Mackerel scaveccio

Mackerel scaveccio

Scaveccio di sgombro

Emiko Davies; Lauren Bamford

This is a variation of one of Orbetello’s most famous dishes, scaveccio. Traditionally it’s made with eels fished out of the lagoon that are deep-fried, then marinated in vinegar, herbs and chilli. It’s not easy to get these eels outside Orbetello, so I make them with mackerel, which mimics the meaty, oily flesh of the eels and reminds me of a dish called nanbanzuke that my Japanese mother makes regularly with mackerel. In the Japanese dish, the fish is similarly floured, fried and marinated in rice vinegar, soy sauce, onions, chillies and mirin (though my grandmother used sake).

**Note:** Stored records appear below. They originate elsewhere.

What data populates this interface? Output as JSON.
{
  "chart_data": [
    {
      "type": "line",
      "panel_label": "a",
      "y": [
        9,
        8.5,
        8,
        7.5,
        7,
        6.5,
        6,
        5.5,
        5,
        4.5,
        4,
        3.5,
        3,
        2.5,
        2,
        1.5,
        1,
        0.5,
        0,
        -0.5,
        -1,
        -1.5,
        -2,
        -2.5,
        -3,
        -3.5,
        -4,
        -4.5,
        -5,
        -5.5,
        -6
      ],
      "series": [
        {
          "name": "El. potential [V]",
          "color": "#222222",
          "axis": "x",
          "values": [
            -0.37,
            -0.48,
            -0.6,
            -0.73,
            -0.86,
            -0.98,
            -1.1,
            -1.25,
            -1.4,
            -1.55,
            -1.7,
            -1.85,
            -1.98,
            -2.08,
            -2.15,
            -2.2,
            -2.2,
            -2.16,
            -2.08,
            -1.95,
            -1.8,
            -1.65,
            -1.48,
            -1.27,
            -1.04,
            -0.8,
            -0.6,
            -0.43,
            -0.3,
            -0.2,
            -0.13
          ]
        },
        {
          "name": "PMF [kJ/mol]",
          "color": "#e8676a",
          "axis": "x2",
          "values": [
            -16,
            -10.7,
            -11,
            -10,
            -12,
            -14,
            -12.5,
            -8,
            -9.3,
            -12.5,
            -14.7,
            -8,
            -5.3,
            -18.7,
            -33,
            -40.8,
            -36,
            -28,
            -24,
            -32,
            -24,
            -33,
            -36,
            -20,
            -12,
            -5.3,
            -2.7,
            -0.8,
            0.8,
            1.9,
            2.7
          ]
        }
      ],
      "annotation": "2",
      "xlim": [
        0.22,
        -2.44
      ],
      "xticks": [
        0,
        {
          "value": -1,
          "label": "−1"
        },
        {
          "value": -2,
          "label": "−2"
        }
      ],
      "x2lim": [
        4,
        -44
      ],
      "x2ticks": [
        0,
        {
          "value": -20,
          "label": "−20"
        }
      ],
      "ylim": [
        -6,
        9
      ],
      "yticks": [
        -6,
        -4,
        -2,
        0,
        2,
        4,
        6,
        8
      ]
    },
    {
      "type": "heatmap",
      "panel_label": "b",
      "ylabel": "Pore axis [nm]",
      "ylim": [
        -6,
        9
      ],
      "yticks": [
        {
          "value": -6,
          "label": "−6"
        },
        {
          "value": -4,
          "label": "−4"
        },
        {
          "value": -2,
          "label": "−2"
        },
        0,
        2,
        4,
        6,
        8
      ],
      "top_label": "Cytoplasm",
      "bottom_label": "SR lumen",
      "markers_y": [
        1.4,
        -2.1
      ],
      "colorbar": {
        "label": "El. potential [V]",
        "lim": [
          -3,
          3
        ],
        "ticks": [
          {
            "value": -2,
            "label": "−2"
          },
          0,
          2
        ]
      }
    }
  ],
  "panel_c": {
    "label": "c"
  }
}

In that strange way that food can bring together two completely different places and cultures, there is a link here – both Orbetello and Japan were introduced to this technique for preserving fish by the Spanish (who in turn learnt it from the Arabs) in the sixteenth century. For the Orbetellani, the dish dates to the mid-1500s when the city came under Spanish rule – an influence that still resonates in the lagoon-city’s civic architecture as well as traditional foods such as bottarga and this dish, scaveccio. Its name comes directly from the word escabesce, the Spanish method for curing fish under vinegar.

It’s a wonderful dish to have in summer, as you can prepare it the night before and have a refreshing, cool, zingy lunch ready for you the next day when you come home from a morning at the beach. Serve it cold or tepid, with boiled potatoes that tame the bite of this robust, spicy, vinegary scaveccio.


Quantity Ingredient
1kg whole mackerel, about 4 small fish
2-3 tablespoons plain flour or cornflour
vegetable oil, for frying
250ml dry white wine or water
250ml white wine vinegar
1 whole fresh or dried red chilli
2 garlic cloves, whole
1 rosemary sprig
1 bay leaf


  1. The mackerel should be cleaned of entrails, head removed and filleted. If you’ve never done this before, you could ask your fishmonger for fillets. Cut the fillets into pieces with a width of about 5 cm. Debone the fillet pieces by plucking the bones out with tweezers. There can be quite a number of them – run your fingers along the fish to feel them.
  2. Dust the fish in the flour.
  3. Pour enough vegetable oil in a small saucepan to cover a depth of about 3–4 cm and place over medium–high heat to achieve an oil temperature of 170–180°C. If you don’t have a sugar thermometer handy to measure this, the old-fashioned test is to stick the end of a wooden spoon into the oil. When ready, it should immediately be surrounded by lots of tiny bubbles. Fry the fish pieces in batches until golden, firm and cooked through (about 2–3 minutes), and drain on paper towel. Sprinkle with salt.
  4. In a separate saucepan, prepare the marinade by bringing the vinegar and wine to the boil. Add the chilli, garlic and herbs and continue cooking for a further 2 minutes.
  5. Place the fried fish in a shallow dish – terracotta is traditional, but a glass ovenproof dish works, too. Pour over the hot marinade and let it sit a few hours before serving. If you’ve got the time, it tastes even better after marinating overnight, or even a few days. If keeping longer than a day or two, remove it from the marinade as it will become too strong. The vinegar acts as a preserving agent, so it keeps very well in the fridge for 1 week.


  • In Italy, eels are sold live, even from the supermarket, and there is a rather gruesome procedure to quickly kill very slippery live eels. This, I must admit, is the main reason why I like to do scaveccio with mackerel instead. You could also use pieces of orata (gilthead sea bream), or whole fresh sardines or anchovies here. I’ve seen variations of scaveccio made with other local eels and fish such as gronco (conger eels), boga and sparaglione (both from the sea bream family), as well as sugarello, a relative of the horse mackerel that you will often find as nanbanzuke in Japan. You could also use palamita (bonito).

Orbetello’s eels

  • Orbetello’s other famous creation, anguilla sfumata, is a spicy smoked eel dish that was created to conserve an abundance of eel for a long time. The live eels are killed, butterflied, cleaned, then strung up to dry in the sun and wind. They’re then brushed with a sauce made of red capsicums (bell peppers), hot chillies, vinegar and salt, and smoked. Herbs from the Mediterranean scrub, such as rosemary and bay leaf, are added to the fire to produce an aromatic smoke that dries out the eels. The flavoursome, spicy, smoked eel can be kept like this for some time. When needed, it’s cut into pieces and deep fried before serving.